Magellan Midstream (MMP) - Fair Value Estimate: $69 per share

Image Source: Valuentum

Magellan Midstream Partners is an MLP that holds investment grade credit ratings (BBB+/Baa1) with no incentive distribution rights, the latter of which provides the MLP with a more simple organizational structure and a relatively lower cost of capital relative to peers. It has a history of maintaining sector-leading credit metrics, and it continues to target a leverage ratio (consolidated debt-to-EBITDA) of less than or equal to 4x.

Magellan boasts the longest refined products pipeline system in the US, primarily transporting gasoline and diesel fuel (refined products account for ~55% of its operating margin), and the breadth of its system (it can access nearly 50% of US refining capacity) gives it competitive advantages and a stable business model. Management expects fee-based, low risk operations to account for 85%+ of its operating margin, and the MLP is targeting 5%-8% distribution growth in 2019 and 2020 on top of 8% growth in 2018.
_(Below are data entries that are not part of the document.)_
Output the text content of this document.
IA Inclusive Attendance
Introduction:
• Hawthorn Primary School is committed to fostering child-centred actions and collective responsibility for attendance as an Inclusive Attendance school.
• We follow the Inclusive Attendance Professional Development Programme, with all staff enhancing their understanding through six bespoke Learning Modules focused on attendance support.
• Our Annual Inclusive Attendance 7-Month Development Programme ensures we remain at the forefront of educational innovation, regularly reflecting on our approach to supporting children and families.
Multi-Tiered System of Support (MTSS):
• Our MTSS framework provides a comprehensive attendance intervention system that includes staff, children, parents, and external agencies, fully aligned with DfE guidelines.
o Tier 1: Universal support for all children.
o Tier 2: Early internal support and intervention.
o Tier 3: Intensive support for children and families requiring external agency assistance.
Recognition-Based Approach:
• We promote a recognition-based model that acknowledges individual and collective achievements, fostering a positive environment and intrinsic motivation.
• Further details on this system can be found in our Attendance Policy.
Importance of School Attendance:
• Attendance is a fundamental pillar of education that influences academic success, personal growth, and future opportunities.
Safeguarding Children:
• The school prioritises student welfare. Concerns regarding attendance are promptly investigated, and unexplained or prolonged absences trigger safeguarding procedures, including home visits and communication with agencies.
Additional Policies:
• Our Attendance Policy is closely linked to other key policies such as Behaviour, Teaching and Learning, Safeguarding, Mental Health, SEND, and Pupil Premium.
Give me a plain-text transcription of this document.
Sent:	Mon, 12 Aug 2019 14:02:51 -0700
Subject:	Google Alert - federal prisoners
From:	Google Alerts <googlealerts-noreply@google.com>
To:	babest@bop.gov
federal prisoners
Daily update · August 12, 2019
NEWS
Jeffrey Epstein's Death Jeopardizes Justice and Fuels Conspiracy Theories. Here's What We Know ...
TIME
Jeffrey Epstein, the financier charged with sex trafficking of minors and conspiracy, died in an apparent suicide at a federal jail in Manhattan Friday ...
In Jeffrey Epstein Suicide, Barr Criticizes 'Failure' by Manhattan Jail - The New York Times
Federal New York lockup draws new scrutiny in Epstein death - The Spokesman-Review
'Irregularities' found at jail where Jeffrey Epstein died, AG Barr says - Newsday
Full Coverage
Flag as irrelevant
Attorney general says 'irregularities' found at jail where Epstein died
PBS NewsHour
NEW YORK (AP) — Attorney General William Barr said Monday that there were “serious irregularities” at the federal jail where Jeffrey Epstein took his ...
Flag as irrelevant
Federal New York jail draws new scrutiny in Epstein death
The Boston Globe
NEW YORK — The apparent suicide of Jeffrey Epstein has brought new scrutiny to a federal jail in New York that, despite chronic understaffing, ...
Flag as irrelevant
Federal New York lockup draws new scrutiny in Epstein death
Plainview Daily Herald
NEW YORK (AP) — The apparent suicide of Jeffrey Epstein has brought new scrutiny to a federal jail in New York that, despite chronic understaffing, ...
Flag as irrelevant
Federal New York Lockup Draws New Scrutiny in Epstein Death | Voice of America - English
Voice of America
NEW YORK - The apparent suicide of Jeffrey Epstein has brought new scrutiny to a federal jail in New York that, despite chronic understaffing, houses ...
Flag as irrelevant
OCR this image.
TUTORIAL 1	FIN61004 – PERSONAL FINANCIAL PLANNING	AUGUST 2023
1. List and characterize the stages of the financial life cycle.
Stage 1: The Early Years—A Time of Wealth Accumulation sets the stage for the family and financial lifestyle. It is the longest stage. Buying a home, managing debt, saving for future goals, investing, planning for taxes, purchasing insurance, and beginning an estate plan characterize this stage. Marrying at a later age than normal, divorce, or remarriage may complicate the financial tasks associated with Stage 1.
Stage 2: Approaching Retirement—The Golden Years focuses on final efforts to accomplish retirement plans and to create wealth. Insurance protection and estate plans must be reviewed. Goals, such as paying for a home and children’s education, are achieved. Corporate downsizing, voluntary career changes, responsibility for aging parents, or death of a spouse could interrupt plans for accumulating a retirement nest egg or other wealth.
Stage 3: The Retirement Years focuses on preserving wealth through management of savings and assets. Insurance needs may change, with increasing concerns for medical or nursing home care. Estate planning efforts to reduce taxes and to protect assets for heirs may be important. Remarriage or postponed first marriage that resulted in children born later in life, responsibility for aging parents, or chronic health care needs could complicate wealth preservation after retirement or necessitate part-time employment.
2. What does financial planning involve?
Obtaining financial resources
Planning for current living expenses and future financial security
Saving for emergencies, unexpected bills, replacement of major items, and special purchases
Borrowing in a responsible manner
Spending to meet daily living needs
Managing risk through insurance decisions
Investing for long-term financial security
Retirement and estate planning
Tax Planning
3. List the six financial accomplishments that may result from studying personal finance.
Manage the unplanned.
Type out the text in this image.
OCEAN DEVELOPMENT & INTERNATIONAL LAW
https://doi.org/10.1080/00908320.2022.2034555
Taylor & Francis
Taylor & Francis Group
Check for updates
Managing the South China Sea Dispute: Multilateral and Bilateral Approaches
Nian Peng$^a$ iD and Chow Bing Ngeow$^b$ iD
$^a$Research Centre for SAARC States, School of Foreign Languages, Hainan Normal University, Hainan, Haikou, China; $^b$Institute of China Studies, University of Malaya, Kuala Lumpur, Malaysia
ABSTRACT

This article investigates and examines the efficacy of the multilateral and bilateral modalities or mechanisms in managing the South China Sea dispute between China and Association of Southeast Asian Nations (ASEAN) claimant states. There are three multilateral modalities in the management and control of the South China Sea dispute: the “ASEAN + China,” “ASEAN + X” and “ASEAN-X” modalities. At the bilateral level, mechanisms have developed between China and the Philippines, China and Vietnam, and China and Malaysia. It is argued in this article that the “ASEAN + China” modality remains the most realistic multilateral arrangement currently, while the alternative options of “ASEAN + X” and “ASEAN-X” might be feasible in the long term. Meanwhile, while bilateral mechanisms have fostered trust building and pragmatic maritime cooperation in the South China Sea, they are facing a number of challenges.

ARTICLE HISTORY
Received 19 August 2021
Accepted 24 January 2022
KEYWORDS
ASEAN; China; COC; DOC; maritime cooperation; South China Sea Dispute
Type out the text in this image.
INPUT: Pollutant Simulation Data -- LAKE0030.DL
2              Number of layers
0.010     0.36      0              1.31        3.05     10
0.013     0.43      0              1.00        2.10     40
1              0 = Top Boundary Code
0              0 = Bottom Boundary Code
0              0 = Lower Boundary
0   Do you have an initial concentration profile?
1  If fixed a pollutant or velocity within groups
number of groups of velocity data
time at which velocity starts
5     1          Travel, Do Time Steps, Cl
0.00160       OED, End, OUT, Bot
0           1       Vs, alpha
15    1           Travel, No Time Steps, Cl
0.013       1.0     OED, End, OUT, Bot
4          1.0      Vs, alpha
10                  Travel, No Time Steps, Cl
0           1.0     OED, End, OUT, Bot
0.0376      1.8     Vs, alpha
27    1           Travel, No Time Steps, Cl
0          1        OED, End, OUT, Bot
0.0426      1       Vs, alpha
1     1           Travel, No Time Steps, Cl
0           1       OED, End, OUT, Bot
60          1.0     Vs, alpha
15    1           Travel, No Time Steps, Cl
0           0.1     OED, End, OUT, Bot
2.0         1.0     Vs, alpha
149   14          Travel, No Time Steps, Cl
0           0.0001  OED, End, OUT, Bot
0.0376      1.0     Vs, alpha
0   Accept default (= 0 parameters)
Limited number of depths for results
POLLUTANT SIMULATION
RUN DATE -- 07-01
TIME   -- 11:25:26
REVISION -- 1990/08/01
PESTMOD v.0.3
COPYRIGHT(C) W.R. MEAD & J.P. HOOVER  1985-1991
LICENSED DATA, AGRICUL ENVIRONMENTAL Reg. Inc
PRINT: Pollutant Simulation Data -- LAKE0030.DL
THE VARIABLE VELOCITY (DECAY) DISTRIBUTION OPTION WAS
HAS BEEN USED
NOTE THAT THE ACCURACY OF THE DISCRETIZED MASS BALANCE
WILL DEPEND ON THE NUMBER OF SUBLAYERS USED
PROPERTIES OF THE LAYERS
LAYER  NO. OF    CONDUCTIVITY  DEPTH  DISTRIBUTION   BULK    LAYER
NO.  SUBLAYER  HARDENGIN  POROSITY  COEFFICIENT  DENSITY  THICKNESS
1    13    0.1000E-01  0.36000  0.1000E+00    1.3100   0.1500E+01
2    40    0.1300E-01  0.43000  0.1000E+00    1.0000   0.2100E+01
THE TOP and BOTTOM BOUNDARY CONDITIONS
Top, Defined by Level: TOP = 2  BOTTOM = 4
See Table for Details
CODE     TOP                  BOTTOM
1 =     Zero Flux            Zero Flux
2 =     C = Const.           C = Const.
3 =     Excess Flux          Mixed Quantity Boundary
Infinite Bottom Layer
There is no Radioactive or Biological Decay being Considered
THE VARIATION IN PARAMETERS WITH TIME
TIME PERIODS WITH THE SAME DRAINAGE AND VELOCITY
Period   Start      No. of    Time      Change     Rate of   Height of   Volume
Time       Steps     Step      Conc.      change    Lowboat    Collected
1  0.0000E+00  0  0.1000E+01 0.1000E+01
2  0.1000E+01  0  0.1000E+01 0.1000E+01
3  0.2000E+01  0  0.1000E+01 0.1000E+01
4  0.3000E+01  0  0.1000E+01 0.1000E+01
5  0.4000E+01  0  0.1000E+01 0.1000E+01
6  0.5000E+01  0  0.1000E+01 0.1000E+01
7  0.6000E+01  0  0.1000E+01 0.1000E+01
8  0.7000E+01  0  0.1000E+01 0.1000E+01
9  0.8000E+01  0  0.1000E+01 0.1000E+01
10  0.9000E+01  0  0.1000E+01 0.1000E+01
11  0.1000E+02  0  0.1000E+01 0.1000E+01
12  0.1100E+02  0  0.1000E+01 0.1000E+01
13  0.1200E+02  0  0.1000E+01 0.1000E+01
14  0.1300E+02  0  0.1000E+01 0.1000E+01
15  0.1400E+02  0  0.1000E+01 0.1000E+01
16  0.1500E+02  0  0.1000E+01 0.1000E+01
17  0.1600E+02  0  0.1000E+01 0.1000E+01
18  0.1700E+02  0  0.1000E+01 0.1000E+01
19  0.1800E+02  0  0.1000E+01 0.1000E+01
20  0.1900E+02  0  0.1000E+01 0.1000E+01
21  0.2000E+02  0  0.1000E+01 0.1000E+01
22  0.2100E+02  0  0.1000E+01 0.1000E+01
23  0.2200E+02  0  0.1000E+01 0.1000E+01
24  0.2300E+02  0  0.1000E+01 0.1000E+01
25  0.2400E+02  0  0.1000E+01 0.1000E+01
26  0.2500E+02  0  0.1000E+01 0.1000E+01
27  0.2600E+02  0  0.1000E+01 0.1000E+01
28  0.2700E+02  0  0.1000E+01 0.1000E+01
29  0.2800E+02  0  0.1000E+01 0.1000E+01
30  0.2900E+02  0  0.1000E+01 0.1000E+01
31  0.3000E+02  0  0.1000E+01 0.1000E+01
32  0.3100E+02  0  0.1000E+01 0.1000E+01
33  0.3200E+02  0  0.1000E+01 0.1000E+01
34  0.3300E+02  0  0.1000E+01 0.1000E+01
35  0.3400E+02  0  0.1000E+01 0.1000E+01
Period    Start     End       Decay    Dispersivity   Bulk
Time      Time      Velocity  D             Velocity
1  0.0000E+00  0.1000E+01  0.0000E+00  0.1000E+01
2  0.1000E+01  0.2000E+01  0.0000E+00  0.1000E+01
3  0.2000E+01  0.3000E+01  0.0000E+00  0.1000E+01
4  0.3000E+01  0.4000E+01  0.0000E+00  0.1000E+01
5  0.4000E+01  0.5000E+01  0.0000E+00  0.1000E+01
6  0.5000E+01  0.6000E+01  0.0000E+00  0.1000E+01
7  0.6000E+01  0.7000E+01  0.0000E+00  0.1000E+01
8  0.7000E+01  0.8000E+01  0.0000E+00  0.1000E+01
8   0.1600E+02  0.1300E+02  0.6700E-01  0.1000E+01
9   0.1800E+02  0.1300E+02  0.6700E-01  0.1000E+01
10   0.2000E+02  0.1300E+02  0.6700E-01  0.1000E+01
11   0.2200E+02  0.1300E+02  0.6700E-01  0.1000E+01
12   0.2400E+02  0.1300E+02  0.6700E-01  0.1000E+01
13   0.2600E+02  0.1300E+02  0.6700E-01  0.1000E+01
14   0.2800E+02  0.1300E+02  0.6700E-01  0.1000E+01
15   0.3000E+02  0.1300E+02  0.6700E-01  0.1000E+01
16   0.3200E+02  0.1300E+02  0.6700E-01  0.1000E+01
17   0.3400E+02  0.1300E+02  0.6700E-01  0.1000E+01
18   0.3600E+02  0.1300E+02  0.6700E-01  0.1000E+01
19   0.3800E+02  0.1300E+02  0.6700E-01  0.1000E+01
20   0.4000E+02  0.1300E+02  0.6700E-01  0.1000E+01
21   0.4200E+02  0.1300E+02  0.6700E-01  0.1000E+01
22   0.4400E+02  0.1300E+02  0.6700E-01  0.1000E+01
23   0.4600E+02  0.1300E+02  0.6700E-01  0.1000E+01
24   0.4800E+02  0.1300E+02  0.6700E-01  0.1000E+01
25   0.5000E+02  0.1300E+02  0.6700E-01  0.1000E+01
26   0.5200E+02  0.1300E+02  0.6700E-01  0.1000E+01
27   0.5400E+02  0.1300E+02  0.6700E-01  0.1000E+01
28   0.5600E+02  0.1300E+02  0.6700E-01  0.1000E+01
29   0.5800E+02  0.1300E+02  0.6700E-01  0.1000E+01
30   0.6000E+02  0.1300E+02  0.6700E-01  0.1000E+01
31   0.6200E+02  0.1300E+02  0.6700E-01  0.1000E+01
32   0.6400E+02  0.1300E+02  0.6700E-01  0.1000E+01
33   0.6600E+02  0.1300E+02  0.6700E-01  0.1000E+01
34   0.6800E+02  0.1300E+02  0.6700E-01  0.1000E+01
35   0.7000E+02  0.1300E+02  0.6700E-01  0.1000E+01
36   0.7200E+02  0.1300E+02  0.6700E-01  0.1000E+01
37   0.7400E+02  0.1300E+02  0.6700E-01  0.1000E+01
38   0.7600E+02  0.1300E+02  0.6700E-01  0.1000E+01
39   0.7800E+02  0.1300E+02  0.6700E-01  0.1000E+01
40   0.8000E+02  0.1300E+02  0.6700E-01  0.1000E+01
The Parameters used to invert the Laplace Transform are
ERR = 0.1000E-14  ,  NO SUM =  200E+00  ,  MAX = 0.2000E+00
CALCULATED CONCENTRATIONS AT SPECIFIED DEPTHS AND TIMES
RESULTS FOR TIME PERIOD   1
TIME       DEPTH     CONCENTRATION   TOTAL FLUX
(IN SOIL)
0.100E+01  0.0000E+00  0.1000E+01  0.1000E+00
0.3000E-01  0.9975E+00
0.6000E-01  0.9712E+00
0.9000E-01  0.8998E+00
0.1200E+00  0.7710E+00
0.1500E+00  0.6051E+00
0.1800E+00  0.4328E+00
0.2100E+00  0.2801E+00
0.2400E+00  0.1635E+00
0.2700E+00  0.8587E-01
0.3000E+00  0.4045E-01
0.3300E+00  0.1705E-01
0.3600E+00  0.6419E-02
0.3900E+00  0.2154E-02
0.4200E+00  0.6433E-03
We currently value units at $69 each, and its adjusted Dividend Cushion ratio sits at 1.2. During the first six months of 2018, Magellan generated operating cash flow of $564.1 million and spent $219.4 million in capital spending, good enough for ~$344.7 million in free cash flow. Though this falls short of the $423.9 million in distributions paid over the same time period, Magellan is one of the better free cash flow generators within the midstream space.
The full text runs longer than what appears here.